Both NPR and the new blog at the GLBTQ site offer good end-of-year summary articles about the strides made in the area of gay rights in the U.S. in 2011. The NPR program, hosted by Rebecca Scheer, finds the year "extraordinary" due to the forward movement gay rights advocates made on a number of fronts in 2011.
At the new blog of GLBTQ (the website of the Encyclopedia of Gay, Lesbian, Bisexual, Transgender, and Queer Culture), Claude Summers offers a run-down of the top 10 lgbtq news stories of the past year. At the top of the list, he maintains, is the turnaround the Obama administration made on gay issues after its "shellacking" in the 2010 elections.
As Summers notes, after having promised much on the gay rights front while he was campaigning, the new president initially delivered very little, as he listened to beltway advisers and blue dog Democrats who warned him that advocating for gay rights would put him in a politically precarious position. His administration, in fact, alienated its many gay supporters by actually opposing gay rights in several highly publicized initiatives of the Justice Department from 2008-2010.
Then came the 2010 "shellacking," with the conspicuous defeat of many of the very blue dogs the new administration had sought to appease, and the administration began to revamp its presentation in the area of gay rights. And that turnaround is nowhere more in evidence than in the stunning speech that Secretary of State Hilary Clinton gave last month to the U.N. Council on Human Rights, which coincided with a memorandum issued by Mr. Obama instructing federal agencies abroad to defend glbtq rights abroad. Summers identifies this as the seventh biggest gay rights story of the past year.

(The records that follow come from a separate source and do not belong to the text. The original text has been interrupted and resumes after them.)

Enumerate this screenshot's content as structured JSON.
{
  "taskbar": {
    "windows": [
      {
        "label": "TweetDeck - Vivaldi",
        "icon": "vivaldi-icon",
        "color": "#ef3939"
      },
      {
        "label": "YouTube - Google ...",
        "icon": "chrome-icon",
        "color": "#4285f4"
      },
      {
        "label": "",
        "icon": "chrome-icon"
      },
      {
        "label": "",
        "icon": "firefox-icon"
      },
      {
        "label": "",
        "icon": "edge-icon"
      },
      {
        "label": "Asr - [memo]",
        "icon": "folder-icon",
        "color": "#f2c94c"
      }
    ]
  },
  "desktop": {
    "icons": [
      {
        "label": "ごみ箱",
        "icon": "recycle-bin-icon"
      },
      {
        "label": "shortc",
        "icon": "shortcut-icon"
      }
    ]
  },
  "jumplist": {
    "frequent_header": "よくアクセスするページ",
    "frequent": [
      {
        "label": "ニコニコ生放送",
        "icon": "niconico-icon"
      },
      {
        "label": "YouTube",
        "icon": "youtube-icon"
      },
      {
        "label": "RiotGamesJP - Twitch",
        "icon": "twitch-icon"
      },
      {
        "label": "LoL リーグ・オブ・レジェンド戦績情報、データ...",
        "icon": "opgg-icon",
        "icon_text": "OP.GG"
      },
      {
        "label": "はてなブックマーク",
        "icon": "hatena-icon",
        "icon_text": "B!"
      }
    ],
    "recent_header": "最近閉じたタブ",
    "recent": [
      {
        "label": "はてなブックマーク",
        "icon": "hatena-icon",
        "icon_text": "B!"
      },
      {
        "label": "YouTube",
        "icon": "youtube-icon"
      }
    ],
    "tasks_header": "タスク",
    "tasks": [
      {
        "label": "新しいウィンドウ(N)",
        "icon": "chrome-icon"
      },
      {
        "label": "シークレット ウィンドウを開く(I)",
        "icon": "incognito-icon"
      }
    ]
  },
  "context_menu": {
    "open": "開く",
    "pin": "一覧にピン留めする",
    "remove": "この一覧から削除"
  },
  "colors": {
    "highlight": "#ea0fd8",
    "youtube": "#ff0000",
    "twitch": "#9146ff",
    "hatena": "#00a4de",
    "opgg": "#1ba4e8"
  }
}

Gay rights are human rights, Ms. Clinton said succinctly and without qualification. And: "Being LGBT does not make you less human."
Though the mainstream media have managed largely to ignore the Geneva address (primarily because the American media and political center don't do the language of human rights for a variety of reasons), Ms. Clinton's unambiguous assertion before the U.N. that gay rights are human rights will go down in history, I suspect, as a turning point in the movement for the human rights of lgbtq persons worldwide. Even though the road towards realizing the vision of actual human rights for gay human beings will remain extremely rocky for some time to come, due to the bitter and stalwart resistance of some religious bodies, including the Roman Catholic church, to the notion that the concept of human rights applies to those who are gay.